To obtain the metronome beat I modulated the 500 Hz carrier frequency with a square wave. I tried a sine wave too, which prevents the clicks and is, therefore, more pleasant to listen to. However, the beats are less sharp than with a squared modulation and therefore less distinguishable. Personally, I would not like to lose a beat... Moreover, when mixing the metronome beat to the sound file the clicks are softer than when playing the metronome beat alone. Sox specifies the amplitude modulation with the "amod" option, preceded by the type of waveform (square) and followed by the frequency in Hz like:
square amod 3
Concatenating both commands creates the metronome beat: a 500 Hz sine modulated in amplitude by a square waveform with a frequency of 3 Hz.
sox -n -r 8000 output.wav synth 5 sine 500 synth 5 square amod 3
So in practice there are two five-seconds-long waveforms, one sine and one square, the second of which Amplitude MODulates the first. To compare this metronome beat to a sine modulated call:
echo "Square modulated" play -n -c1 synth 5 sine 500 vol 0.5 synth 5 square amod 3
echo "Sine modulated" play -n -c1 synth 5 sine 500 vol 0.5 synth 5 sine amod 3
[NOTE: if you want to double check that the beats are really three per seconds, I find the most convenient way is to create a second long sine wave and load the signal in audacity. There you can count/see the three 'peaks' corresponding to the beats.]
I then add this "beat" to a sound file. To do this I need to generate a beat with the same duration and sampling frequency of the sound file to which I want to add the beat. The command 'soxi' with the options '-d' and '-r' returns duration and sampling frequency respectively. Both commands can be passed to sox into one go, like this:
sox -n -r `soxi -r file1.mp3` "output.mp3"
synth `soxi -d file1.mp3` sine 500 vol 0.5
synth `soxi -d file1.mp3` square amod 3
file1.mp3 is a temporary file I created transforming the stereo audio file into a mono.
sox "file2addAbeat2.mp3" "file1.mp3" remix 1
I converted from stereo to mono only to save space in my mp3 player. Why am I creating mp3 files instead of an open format? Because my mp3 player is dated and it does not read the files' tags other than the mp3 format. Therefore, to easily select what I want to play, I need to be able to process the tag.
I then mix the two into one final file,
sox -m "file1.mp3" "output.mp3" "final.mp3"

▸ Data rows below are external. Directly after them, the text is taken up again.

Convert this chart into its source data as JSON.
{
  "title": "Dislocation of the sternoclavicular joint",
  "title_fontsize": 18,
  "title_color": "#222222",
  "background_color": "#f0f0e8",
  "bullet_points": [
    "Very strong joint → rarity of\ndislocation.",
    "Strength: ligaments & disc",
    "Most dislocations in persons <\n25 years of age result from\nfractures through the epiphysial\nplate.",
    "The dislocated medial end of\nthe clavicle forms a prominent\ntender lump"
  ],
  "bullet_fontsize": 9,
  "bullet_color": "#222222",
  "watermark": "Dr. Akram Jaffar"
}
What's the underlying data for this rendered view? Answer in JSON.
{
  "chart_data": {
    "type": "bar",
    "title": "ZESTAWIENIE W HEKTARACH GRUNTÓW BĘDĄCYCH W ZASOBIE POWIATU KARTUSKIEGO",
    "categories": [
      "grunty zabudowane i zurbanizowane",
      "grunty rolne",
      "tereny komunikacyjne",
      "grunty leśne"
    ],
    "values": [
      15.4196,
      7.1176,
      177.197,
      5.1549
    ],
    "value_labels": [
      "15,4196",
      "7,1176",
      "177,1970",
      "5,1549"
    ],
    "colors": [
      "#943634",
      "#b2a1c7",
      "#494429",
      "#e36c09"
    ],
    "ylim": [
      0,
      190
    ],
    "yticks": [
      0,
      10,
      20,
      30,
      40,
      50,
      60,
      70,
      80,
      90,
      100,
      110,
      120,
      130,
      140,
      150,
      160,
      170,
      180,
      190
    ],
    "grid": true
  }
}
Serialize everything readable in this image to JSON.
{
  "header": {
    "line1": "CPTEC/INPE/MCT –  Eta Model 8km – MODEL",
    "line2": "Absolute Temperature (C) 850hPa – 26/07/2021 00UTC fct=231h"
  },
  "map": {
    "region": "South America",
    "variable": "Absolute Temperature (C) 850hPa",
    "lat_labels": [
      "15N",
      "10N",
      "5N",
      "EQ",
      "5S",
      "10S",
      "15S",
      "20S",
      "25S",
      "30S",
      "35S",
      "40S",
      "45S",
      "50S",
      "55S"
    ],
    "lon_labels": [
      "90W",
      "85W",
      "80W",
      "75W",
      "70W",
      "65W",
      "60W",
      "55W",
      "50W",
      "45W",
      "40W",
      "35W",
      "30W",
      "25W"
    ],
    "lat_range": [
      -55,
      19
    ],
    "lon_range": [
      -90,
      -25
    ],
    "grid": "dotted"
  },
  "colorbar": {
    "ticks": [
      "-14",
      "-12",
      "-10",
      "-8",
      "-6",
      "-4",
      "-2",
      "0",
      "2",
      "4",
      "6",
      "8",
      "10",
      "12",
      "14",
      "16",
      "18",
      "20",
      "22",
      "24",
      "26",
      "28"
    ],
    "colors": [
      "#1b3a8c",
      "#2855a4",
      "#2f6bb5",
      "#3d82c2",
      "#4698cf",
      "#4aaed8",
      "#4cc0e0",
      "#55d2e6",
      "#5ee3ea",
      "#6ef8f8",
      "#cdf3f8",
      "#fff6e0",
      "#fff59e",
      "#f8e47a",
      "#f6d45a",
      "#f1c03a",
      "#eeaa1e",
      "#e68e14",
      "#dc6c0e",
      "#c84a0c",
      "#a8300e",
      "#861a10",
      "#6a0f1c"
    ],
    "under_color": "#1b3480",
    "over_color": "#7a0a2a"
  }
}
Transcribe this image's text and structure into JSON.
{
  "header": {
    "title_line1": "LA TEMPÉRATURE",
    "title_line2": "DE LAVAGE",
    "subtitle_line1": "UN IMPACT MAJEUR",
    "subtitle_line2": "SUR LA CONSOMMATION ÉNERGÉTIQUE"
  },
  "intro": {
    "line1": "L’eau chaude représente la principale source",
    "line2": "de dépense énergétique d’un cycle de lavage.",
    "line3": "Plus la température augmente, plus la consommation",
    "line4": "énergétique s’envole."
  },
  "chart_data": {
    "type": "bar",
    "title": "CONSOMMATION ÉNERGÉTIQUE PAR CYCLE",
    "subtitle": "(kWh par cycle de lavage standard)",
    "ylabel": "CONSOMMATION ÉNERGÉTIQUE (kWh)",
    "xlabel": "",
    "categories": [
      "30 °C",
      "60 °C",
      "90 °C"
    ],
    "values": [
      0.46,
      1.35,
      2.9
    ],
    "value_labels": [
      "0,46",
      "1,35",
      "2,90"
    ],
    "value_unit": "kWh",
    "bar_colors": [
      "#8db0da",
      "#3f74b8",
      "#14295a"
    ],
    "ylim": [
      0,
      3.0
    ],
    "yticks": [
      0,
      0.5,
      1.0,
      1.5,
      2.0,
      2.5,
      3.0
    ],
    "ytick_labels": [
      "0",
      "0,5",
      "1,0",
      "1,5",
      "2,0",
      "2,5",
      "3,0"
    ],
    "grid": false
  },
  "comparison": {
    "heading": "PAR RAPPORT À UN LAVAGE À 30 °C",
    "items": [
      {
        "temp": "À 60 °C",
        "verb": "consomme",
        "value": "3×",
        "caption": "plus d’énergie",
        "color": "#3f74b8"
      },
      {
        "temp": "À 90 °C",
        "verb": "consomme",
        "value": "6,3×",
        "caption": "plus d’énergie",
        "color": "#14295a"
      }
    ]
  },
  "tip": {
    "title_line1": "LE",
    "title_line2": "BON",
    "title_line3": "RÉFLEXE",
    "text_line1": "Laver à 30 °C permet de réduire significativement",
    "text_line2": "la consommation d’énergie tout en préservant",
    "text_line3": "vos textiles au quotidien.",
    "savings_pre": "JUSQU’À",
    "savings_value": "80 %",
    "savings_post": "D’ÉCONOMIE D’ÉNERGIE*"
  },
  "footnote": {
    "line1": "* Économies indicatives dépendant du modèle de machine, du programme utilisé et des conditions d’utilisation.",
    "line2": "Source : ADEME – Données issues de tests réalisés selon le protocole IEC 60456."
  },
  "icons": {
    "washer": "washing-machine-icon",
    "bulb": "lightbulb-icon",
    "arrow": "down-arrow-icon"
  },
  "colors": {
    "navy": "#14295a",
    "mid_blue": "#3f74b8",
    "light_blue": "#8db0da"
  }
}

With SoX, it is also possible to have the beat played into one hear and the music/podcast/audiobook on the other, that is one on the left and the other on the right channel. One could argue that it is then easier to focus on/ignore the sound in a given hear because they are spatially separated. This could be helpful if the metronome beat is experienced as annoying and one decides to ignore it. In that case, besides experimenting with other carrier frequencies and amplitude modulations (e.g. a sine instead of a square wave), SoX offers also the option of manipulating the volume of the single channels/sound streams. I still prefer to keep the two streams into a single channel because by merging them the resulting file is smaller and I get to squeeze more music into my mp3 player. Moreover, I am not converting to this "enhanced-metronome beat format" all the files I would listen during a run. Converting about 10% is usually enough for the exercises and it keeps the (mind) doctor away.
I embedded the SoX commands into a bash script that processes all "ogg" or "opus" files in a given directory. I can then use the bash script on a bunch of files I downloaded or after a call to youtube-dl with the "-x" options which extracts the audio only. Enjoy!